When encountering pathogens, LCs and dendritic cells (DCs) recognize pathogen-associated molecular patterns (PAMP) by pattern recognition receptors (PRRs), such as Toll-like receptors (TLRs). Subsequently, this leads to production of inflammatory cytokines that ultimately promote innate responses.25 In addition, 2 members of the nucleotide-binding oligomerization domain (NOD) family, NOD1 and NOD2, mediate recognition of special bacterial components, and function as cytosolic sensors for innate recognition of these microorganisms.26 Many studies have shown that ligands of the NOD family can synergize with many of the TLR ligands, including TLR2 ligands, and cause induction of cytokine production.25 For example, lipopolysaccharide (LPS) is recognized by TLR4; lipoproteins and peptidoglycans (PGNs) are recognized by TLR1/TLR2, TLR2/TLR6, NOD1, or NOD2; and flagellin is recognized by TLR5. Alternatively, viral compounds can trigger signaling through endosome-associated receptors, such as TLR3 by dsRNA, TLR7 and TLR8 by ssRNA, and TLR9 by unmethylated cytosine guanine dinucleotide DNA.
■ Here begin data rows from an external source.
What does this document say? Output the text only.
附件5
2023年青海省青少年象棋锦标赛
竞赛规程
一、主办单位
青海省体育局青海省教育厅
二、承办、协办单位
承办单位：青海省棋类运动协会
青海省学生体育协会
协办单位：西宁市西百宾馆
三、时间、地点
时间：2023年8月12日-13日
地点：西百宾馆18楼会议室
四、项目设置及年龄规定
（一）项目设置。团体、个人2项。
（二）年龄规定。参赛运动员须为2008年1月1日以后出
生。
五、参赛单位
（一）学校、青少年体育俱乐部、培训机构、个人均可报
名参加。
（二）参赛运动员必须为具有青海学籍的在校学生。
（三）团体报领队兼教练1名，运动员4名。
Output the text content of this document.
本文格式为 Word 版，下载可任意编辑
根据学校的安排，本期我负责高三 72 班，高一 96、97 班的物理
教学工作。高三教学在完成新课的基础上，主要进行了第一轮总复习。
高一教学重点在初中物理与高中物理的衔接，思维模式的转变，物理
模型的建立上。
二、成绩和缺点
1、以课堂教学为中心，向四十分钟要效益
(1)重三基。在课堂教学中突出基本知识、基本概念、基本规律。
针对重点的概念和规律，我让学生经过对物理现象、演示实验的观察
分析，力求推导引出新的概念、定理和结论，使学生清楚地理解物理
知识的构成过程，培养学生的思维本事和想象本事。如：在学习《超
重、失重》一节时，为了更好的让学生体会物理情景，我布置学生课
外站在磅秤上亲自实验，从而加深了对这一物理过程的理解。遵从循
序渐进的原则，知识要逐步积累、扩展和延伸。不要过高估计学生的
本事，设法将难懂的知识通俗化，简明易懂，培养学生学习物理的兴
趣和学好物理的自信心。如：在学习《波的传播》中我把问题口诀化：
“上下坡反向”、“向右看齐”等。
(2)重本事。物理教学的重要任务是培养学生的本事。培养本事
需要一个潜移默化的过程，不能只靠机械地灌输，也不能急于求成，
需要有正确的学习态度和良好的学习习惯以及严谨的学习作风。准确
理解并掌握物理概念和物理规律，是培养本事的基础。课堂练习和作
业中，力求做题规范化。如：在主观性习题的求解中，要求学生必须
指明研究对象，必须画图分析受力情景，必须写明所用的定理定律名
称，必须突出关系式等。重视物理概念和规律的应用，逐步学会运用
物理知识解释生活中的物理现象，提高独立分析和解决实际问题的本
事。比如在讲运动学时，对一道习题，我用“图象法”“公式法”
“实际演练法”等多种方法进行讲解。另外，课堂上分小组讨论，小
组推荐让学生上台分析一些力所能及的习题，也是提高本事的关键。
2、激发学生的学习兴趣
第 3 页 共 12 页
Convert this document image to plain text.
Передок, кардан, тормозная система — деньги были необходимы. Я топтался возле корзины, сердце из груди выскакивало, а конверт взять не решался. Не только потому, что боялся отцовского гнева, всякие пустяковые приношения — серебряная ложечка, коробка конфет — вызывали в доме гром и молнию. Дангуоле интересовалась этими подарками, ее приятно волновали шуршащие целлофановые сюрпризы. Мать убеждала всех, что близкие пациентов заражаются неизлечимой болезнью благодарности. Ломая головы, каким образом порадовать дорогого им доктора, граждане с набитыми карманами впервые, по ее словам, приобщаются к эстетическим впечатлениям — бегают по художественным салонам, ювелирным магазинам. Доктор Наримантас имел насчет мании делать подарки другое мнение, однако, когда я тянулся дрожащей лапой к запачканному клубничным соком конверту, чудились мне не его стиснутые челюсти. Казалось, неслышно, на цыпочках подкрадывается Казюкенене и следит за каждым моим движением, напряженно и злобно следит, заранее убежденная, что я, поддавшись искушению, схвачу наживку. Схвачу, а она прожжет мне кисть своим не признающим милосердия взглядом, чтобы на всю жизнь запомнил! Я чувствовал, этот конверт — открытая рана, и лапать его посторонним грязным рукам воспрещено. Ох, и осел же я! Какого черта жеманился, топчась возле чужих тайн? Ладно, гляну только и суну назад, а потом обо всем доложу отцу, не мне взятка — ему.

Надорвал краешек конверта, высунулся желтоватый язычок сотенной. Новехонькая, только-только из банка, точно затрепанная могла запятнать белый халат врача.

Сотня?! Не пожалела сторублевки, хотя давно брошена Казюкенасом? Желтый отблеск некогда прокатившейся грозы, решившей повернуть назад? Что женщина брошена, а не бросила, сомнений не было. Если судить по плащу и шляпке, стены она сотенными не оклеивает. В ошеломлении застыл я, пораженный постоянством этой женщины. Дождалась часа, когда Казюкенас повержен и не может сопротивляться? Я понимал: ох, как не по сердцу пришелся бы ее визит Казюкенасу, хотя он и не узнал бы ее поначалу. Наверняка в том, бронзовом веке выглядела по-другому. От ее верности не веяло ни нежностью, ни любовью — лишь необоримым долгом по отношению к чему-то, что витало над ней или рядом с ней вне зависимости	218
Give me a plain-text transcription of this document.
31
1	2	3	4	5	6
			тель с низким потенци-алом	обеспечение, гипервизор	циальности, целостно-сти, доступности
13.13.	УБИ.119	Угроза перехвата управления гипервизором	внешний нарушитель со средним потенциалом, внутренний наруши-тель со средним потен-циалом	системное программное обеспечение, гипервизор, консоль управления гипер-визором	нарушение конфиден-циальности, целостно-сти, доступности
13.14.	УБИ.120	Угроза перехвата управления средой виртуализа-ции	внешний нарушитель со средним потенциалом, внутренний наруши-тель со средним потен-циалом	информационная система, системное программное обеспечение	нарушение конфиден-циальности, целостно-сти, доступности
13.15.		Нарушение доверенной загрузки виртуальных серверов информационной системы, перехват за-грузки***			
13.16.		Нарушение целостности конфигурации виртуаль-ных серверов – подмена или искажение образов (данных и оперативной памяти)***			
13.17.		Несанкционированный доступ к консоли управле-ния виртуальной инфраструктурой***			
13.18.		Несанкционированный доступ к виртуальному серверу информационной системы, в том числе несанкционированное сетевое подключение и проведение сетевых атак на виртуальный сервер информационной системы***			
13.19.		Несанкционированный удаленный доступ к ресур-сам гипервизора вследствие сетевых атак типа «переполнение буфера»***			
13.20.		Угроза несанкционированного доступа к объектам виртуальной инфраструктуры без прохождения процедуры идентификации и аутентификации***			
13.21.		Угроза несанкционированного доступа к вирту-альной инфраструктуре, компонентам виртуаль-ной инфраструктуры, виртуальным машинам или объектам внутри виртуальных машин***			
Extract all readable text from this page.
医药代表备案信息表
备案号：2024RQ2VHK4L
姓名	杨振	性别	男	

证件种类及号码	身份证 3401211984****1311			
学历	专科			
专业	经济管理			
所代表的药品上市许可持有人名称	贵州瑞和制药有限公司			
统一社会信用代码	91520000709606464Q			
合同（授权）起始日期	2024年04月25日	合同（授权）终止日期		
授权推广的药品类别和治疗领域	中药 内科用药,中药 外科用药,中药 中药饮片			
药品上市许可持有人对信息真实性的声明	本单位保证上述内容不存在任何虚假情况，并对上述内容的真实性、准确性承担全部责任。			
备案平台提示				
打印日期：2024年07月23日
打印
Recent studies have suggested that there is involvement of PRRs in STD and BV immune responses, and among the specific PRRs, TLR2 signaling is considered as a critical stimulus for enhanced HIV acquisition during STD and BV infections, because it has been shown to promote HIV replication in various immune cells.27-31 Thus, we hypothesized that when STDs or BV occur, stimulation of PRRs on LCs by bacterial components may augment HIV susceptibility in LCs, thereby leading to enhanced sexual transmission of HIV. In the current study, we examined whether specific agonists for PRRs, microbial components, or whole bacteria could modulate HIV infection levels in LCs and DCs.
Methods
Reagents
Cells were stimulated with synthetic or bacteria-derived TLR and NOD agonists for 24 hours at the following concentrations: Pam3CysSerLys4 (Pam3CSK4, TLR1/2; 0.2-5 μg/mL), heat-killed Listeria monocytogenes (HKLM, TLR2; 0.2-5 × 108/mL), poly(I:C) (TLR3; 20 μg/mL), Escherichia coli K12 LPS (TLR4; 10 ng/mL), flagellin from Salmonella typhimurium (TLR5; 2.5 μg/mL), Pam2CGDPKHPKSF (FSL1, TLR2/6; 2-50 μg/mL), loxoribine (TLR7; 500 μM), ssRNA40/LyoVec (TLR8; 10 μg/mL), CpG oligonucleotide type B (OPN2006, TLR9; 5 μM), lipoteichoic acid (LTA; TLR2; 0.4-10 μg/mL), PGN (TLR2 and NODs; 0.2-5 μg/mL), γ-d-Glu-mDAP (iE-DAP, NOD1; 100 μg/mL), and muramyl dipeptide (MDP, NOD2; 10 μg/mL; all from InvivoGen, San Diego, CA, except for PGN from Sigma-Aldrich, St Louis, MO, and MDP from Calbiochem, Madison, WI). For the blocking experiment, the following monoclonal antibody (mAb) and reagent were used: anti-TLR2 (eBioscience, San Diego, CA) and myeloid differentiating factor 88 (MyD88) homodimerization inhibitory peptide (Imgenex, San Diego, CA). Both Staphylococcus aureus and S typhimurium were gifts from Naoki Yamamoto (University of Osaka, Osaka, Japan). Lactobacillus spp, group B streptococcus, Prevotella bivia, and Bacteroides fragilis were collected from HIV-seronegative women after informed consent was obtained in accordance with the Declaration of Helsinki, using an Institutional Review Board–approved protocol from the University of Yamanashi. All the bacteria were heat-inactivated for 1 hour at 57°C.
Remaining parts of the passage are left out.